Towards Unbounded Machine Unlearning
This work addresses the timely need for effective unlearning in neural networks to handle biases, data errors, and privacy concerns, though it is incremental in building on existing unlearning research.
The paper tackles the problem of deep machine unlearning across three applications—removing biases, resolving confusion from mislabeled data, and protecting user privacy—by proposing SCRUB, a novel algorithm that consistently achieves top performance in forget quality and model utility while being more efficient than previous methods.
Deep machine unlearning is the problem of `removing' from a trained neural network a subset of its training set. This problem is very timely and has many applications, including the key tasks of removing biases (RB), resolving confusion (RC) (caused by mislabelled data in trained models), as well as allowing users to exercise their `right to be forgotten' to protect User Privacy (UP).

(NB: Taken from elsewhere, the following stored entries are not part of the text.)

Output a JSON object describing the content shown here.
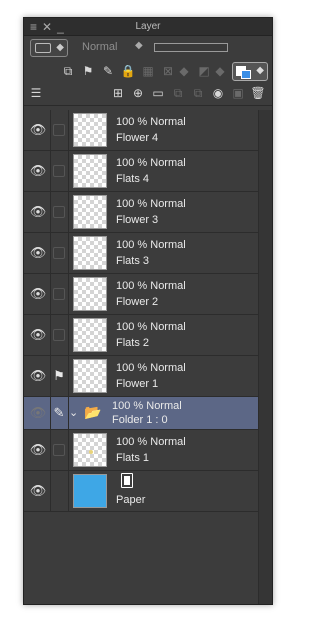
{
  "window": {
    "title": "Layer"
  },
  "blend": {
    "mode": "Normal"
  },
  "layers": [
    {
      "opacity_mode": "100 % Normal",
      "name": "Flower 4"
    },
    {
      "opacity_mode": "100 % Normal",
      "name": "Flats 4"
    },
    {
      "opacity_mode": "100 % Normal",
      "name": "Flower 3"
    },
    {
      "opacity_mode": "100 % Normal",
      "name": "Flats 3"
    },
    {
      "opacity_mode": "100 % Normal",
      "name": "Flower 2"
    },
    {
      "opacity_mode": "100 % Normal",
      "name": "Flats 2"
    },
    {
      "opacity_mode": "100 % Normal",
      "name": "Flower 1"
    },
    {
      "opacity_mode": "100 % Normal",
      "name": "Folder 1 : 0"
    },
    {
      "opacity_mode": "100 % Normal",
      "name": "Flats 1"
    },
    {
      "name": "Paper"
    }
  ],
  "colors": {
    "panel_bg": "#3c3c3c",
    "selected_row": "#5c6786",
    "paper_color": "#3ea7e6",
    "accent_blue": "#3a8ee6"
  }
}
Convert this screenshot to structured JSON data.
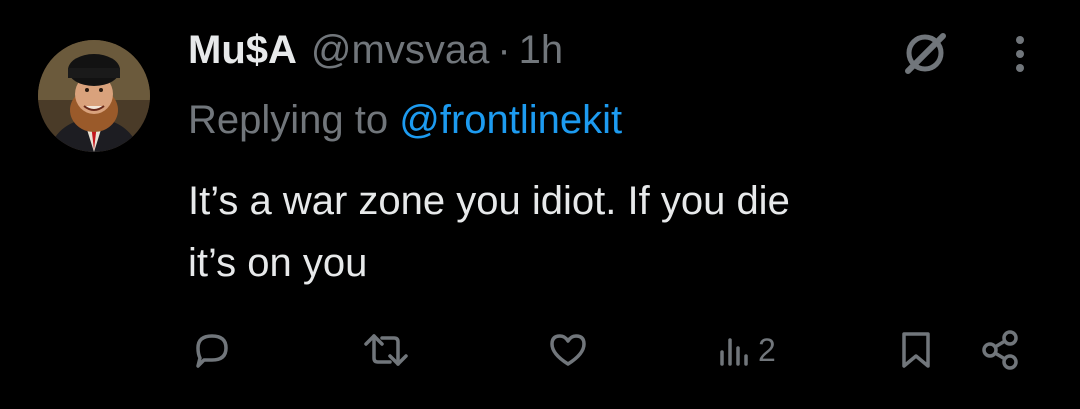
{
  "author": {
    "display_name": "Mu$A",
    "handle": "@mvsvaa",
    "separator": "·",
    "time": "1h"
  },
  "reply": {
    "prefix": "Replying to",
    "mention": "@frontlinekit"
  },
  "tweet": {
    "line1": "It’s a war zone you idiot. If you die",
    "line2": "it’s on you"
  },
  "actions": {
    "views": "2",
    "icons": [
      "reply-icon",
      "retweet-icon",
      "like-icon",
      "views-icon",
      "bookmark-icon",
      "share-icon"
    ]
  },
  "colors": {
    "background": "#000000",
    "text": "#e7e9ea",
    "muted": "#71767b",
    "link": "#1d9bf0"
  }
}
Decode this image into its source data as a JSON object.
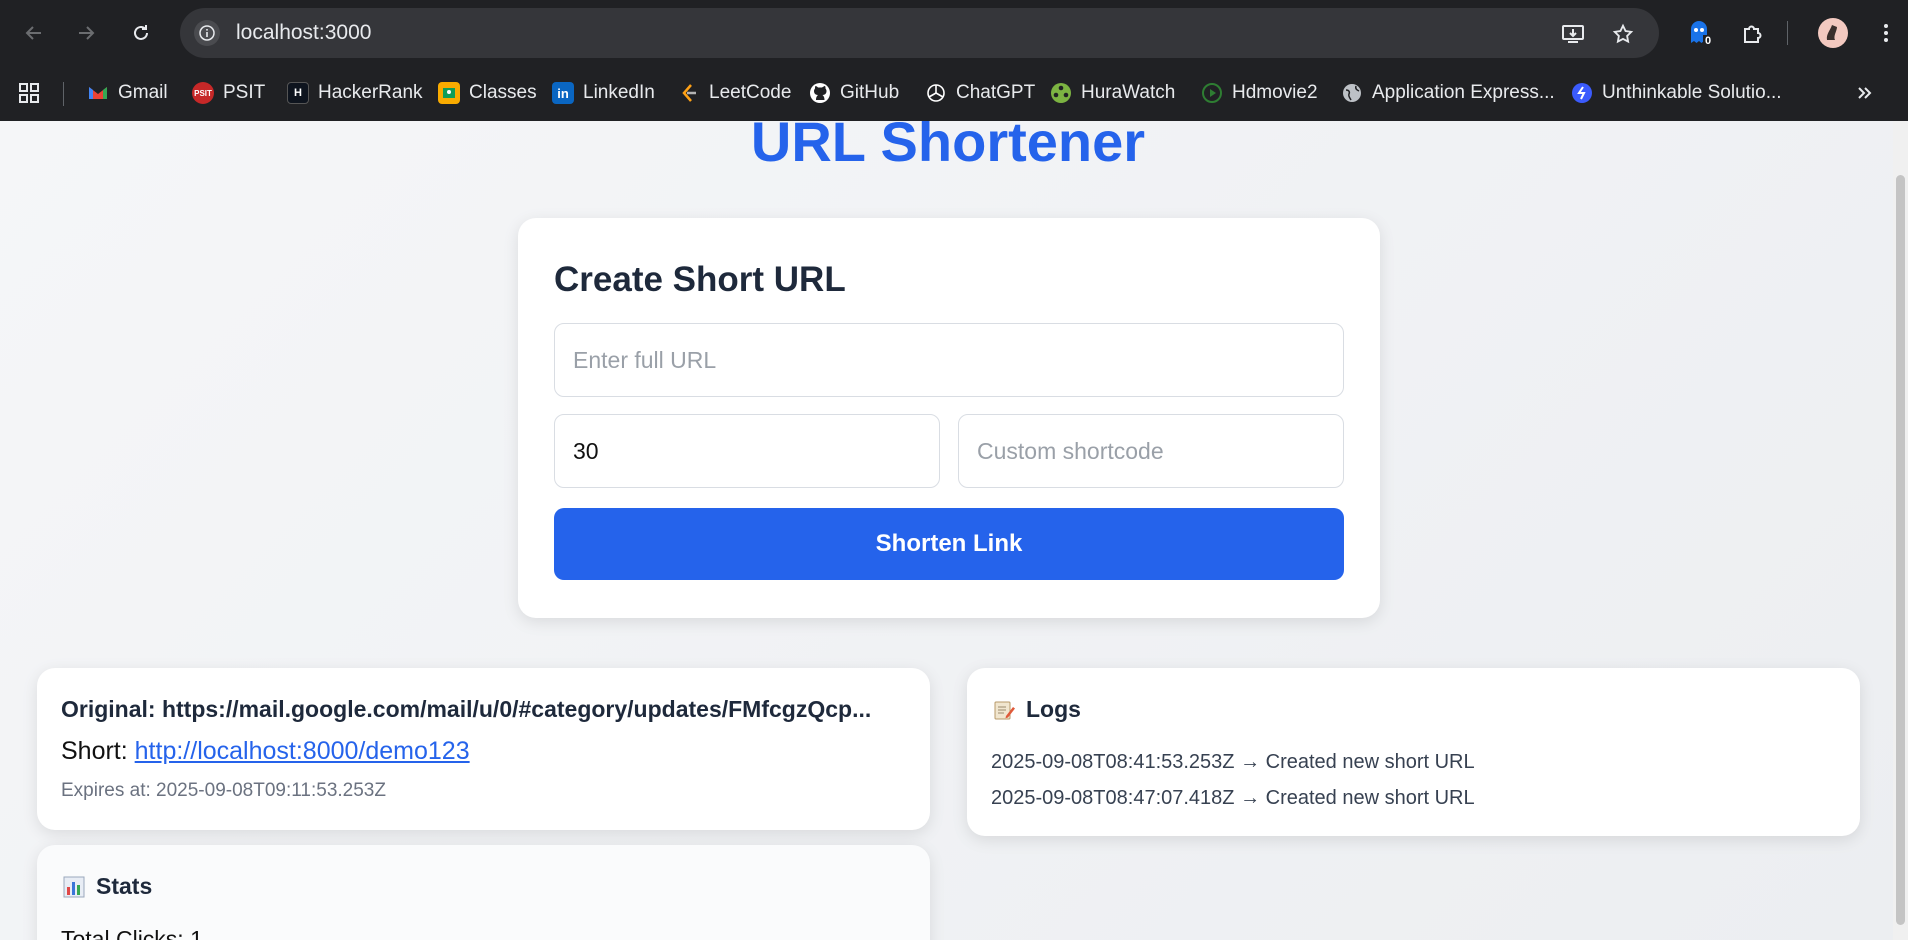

This paper is the first, to our knowledge, to study unlearning for different applications (RB, RC, UP), with the view that each has its own desiderata, definitions for `forgetting' and associated metrics for forget quality. For UP, we propose a novel adaptation of a strong Membership Inference Attack for unlearning. We also propose SCRUB, a novel unlearning algorithm, which is the only method that is consistently a top performer for forget quality across the different application-dependent metrics for RB, RC, and UP. At the same time, SCRUB is also consistently a top performer on metrics that measure model utility (i.e. accuracy on retained data and generalization), and is more efficient than previous work. The above are substantiated through a comprehensive empirical evaluation against previous state-of-the-art.